Publication details

Genotyping of Campylobacter jejuni and prediction tools of its antimicrobial resistance

Authors

STRAKOVA Nicol MICHOVA Hana SHAGIEVA Ekaterina OVESNÁ Petra KARPÍŠKOVÁ Renata DEMNEROVA Katerina

Year of publication 2024
Type Article in Periodical
Magazine / Source Folia microbiologica
MU Faculty or unit

Faculty of Medicine

Citation STRAKOVA, Nicol, Hana MICHOVA, Ekaterina SHAGIEVA, Petra OVESNÁ, Renata KARPÍŠKOVÁ and Katerina DEMNEROVA. Genotyping of Campylobacter jejuni and prediction tools of its antimicrobial resistance. Folia microbiologica. Praha: Mikrobiologický ústav Praha AV ČR, 2024, vol. 69, No 1, p. 207-219. ISSN 0015-5632. Available from: https://dx.doi.org/10.1007/s12223-023-01093-5.
web https://link.springer.com/article/10.1007/s12223-023-01093-5
Doi http://dx.doi.org/10.1007/s12223-023-01093-5
Keywords cgMLST; MLST; mP-BIT; PFGE; Antimicrobial resistance; ResFinder; RGI
Description Although Campylobacter jejuni is the pathogen responsible for the most common foodborne illness, tracing of the infection source remains challenging due to its highly variable genome.
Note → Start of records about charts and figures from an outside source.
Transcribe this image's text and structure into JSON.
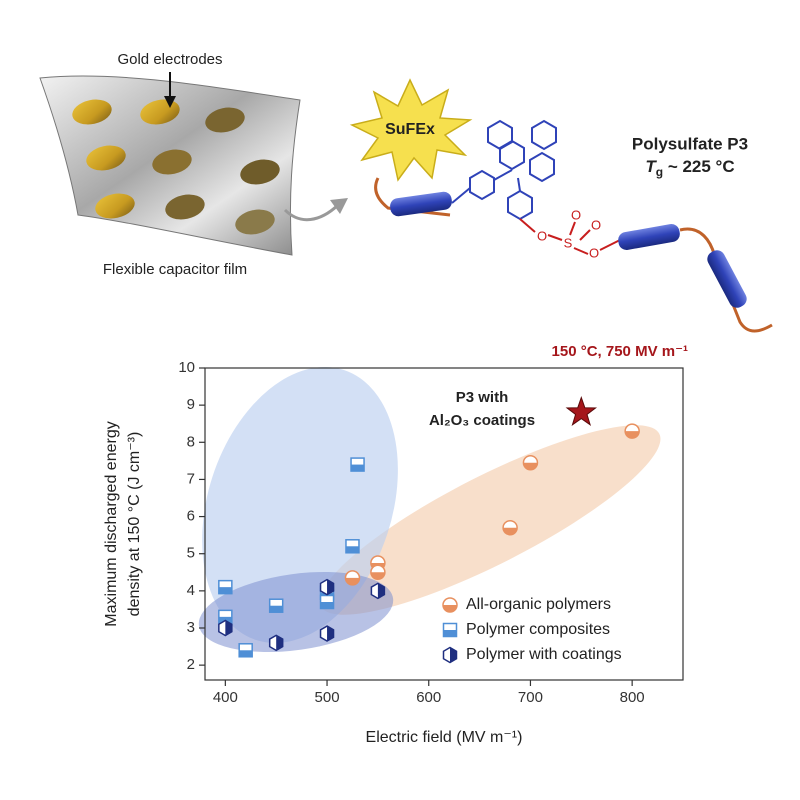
{
  "illustration": {
    "electrode_label": "Gold electrodes",
    "film_label": "Flexible capacitor film",
    "reaction": "SuFEx",
    "polymer_name": "Polysulfate P3",
    "glass_transition": {
      "symbol": "T",
      "subscript": "g",
      "text": " ~ 225 °C"
    },
    "atoms": [
      "O",
      "S",
      "O",
      "O"
    ]
  },
  "chart_data": {
    "type": "scatter",
    "x_label": "Electric field (MV m⁻¹)",
    "y_label": [
      "Maximum discharged energy",
      "density at 150 °C (J cm⁻³)"
    ],
    "annotations": [
      "150 °C, 750 MV m⁻¹",
      "P3 with",
      "Al₂O₃ coatings"
    ],
    "xlim": [
      380,
      850
    ],
    "ylim": [
      1.6,
      10
    ],
    "xticks": [
      400,
      500,
      600,
      700,
      800
    ],
    "yticks": [
      2,
      3,
      4,
      5,
      6,
      7,
      8,
      9,
      10
    ],
    "legend": "lower right",
    "series": [
      {
        "name": "All-organic polymers",
        "color": "#e8905f",
        "marker": "half-circle",
        "x": [
          525,
          550,
          550,
          680,
          700,
          800
        ],
        "values": [
          4.35,
          4.75,
          4.5,
          5.7,
          7.45,
          8.3
        ]
      },
      {
        "name": "Polymer composites",
        "color": "#4f8fd6",
        "marker": "half-square",
        "x": [
          400,
          400,
          420,
          450,
          500,
          500,
          525,
          530
        ],
        "values": [
          4.1,
          3.3,
          2.4,
          3.6,
          3.95,
          3.7,
          5.2,
          7.4
        ]
      },
      {
        "name": "Polymer with coatings",
        "color": "#1f2f80",
        "marker": "half-hexagon",
        "x": [
          400,
          450,
          500,
          500,
          550
        ],
        "values": [
          3.0,
          2.6,
          2.85,
          4.1,
          4.0
        ]
      }
    ],
    "highlight": {
      "x": 750,
      "y": 8.8,
      "color": "#a5161b"
    }
  }
}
Therefore, one of the aim of the study was to compare three genotyping methods (MLST, PFGE, and mP-BIT) to determine the most effective genotyping tool. C. jejuni strains were divided into 4 clusters based on strain similarity in the cgMLST dendrogram. Subsequently, the dendrograms of the 3 tested methods were compared to determine the accuracy of each method compared to the reference cgMLST method. Moreover, a cost-benefit analysis has showed that MLST had the highest inverse discrimination index (97%) and required less workflow, time, fewer consumables, and low bacterial sample quantity. PFGE was shown to be obsolete both because of its low discriminatory power and the complexity of the procedure. Similarly, mP-BIT showed low separation results, which was compensated by its high availability. Therefore, our data showed that MLST is the optimal tool for genotyping C. jejuni. Another aim was to compare the antimicrobial resistance to ciprofloxacin, erythromycin, and tetracycline in C. jejuni strains isolated from human, water, air, food, and animal samples by two gene sequence-based prediction methods and to compare them with the actual susceptibility of C. jejuni strains using the disc diffusion method. Both tools, ResFinder and RGI, synchronously predict the antimicrobial susceptibility of C. jejuni and either can be used.